Opening with a lengthy suite, 'Green and Purple Extract/Hic Haec Hoc/A Simple Man' wastes no time in grabbing our attention - fantastic production, epic sounding progression as an intro, and great main riff. This riff features a fantastic, extended Synth solo (possibly mini-moog, Lemer's main soloing instrument) followed by Elton's sax solo. This section is played in a kind of 'laid-back' fusion mode, followed by a very reflective section where E.D. gets in some expressive Saxello playing, and Miller's guitar solo is spot-on. This then merges into some more manic soloing from Elton on sax. To read my rambling may sound tedious, but the music on this album is an amazing and breath-taking journey for sure. Difficult to discern the composed parts from improvisation, indeed if there is any - the compositions are quite rigid, however, the first 2 pieces and the last suite on the album are, according to the sleeve notes, recorded as a result of the 'live-in-the-studio' approach. When speaking of Canterbury, 'mellow, wistful, gentle, complex, quirky...' are some of the adjectives used to describe this genre, and that is what's applicable here. 'Eastern Region' is quite nice, with more synth soloing from Lemer and some lightly flanged Bass from Hopper. 'Second Sight' is a track not featured on the vinyl edition of the album, therefore I can't speak of it.

'Hard Shoulder' and 'Figures of Speech' feature Miller and the wonderful Dave Stewart on synths and programming, with some backing vocals from the lovely Barbara Gaskin on the former. These display a different approach to recording, with focus on multi- tracking and utilising the (then) latest developments in music technology, thus confirming the album's title of 'cutting both ways'. These sound a little more synthetic, but still maintain a degree of complexity, and, particularly with the lengthy 'Figures of Speech', faithful to the genre.

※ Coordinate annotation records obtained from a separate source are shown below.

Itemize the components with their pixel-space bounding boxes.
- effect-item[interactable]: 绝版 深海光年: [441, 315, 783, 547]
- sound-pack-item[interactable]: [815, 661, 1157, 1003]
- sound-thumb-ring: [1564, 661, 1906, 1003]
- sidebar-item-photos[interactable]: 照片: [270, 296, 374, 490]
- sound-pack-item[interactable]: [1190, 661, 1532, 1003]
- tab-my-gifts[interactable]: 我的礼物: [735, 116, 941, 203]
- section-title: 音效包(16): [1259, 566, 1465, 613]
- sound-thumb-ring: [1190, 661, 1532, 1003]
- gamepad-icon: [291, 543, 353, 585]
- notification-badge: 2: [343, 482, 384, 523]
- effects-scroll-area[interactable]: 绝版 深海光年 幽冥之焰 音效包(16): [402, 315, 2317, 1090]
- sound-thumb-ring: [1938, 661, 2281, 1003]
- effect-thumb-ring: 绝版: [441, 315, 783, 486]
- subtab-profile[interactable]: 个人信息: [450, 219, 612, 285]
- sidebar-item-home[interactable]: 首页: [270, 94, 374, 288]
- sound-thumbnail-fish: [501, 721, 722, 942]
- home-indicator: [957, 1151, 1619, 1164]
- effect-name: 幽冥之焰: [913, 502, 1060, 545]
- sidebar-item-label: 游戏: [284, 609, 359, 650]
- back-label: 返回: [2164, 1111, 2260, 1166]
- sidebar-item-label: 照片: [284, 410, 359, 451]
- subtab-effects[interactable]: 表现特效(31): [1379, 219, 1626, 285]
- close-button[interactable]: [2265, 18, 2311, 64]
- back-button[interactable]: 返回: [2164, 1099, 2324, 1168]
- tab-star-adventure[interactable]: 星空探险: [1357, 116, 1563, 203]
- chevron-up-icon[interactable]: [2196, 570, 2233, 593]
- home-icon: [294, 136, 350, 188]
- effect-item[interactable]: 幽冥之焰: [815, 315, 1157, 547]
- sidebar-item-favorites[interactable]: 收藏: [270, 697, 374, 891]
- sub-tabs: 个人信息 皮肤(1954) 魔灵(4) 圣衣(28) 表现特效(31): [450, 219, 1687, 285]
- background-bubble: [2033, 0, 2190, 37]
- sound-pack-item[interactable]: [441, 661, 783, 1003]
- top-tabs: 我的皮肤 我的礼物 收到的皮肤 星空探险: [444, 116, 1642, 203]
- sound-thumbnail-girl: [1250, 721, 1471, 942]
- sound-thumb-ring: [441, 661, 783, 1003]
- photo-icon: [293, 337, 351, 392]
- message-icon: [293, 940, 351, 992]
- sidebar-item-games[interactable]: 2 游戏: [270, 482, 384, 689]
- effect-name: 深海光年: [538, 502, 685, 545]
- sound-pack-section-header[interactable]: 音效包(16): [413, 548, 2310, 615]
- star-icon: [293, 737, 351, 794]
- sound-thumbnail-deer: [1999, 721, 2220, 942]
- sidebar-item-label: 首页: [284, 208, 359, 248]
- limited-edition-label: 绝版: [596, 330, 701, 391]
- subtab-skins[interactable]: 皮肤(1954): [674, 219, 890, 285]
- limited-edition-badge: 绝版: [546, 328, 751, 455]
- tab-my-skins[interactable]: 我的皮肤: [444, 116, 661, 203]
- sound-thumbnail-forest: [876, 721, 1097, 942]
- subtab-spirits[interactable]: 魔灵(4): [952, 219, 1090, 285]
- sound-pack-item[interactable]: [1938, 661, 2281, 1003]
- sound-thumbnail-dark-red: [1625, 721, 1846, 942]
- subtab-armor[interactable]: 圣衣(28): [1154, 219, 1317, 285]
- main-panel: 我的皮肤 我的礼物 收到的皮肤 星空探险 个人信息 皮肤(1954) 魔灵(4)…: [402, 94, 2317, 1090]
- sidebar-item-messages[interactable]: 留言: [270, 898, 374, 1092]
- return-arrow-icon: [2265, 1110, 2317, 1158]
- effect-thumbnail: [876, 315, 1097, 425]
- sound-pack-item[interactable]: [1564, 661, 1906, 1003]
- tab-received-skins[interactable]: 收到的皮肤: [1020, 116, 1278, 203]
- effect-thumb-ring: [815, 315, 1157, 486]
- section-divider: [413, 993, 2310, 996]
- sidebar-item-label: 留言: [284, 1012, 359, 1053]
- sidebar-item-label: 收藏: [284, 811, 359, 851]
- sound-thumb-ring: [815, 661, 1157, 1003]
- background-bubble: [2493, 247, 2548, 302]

In some ways, 'Figures of Speech' is the highlight, granted Stewart's somewhat dubious direction he decided to take with partner Gaskin (some decent material on offer there, but far from prog) it actually shows that he has not lost any of the skill and tastefulness that made him such a renowned keyboardist during the 70's. Final suite, 'Green and Purple' features more jamming, with show-offy chops from Lemer and Miller again. Being a release from such a 'sterile' year (musically speaking), 1987, it would hurt for me to award it any less than 5. Fantastic album !!!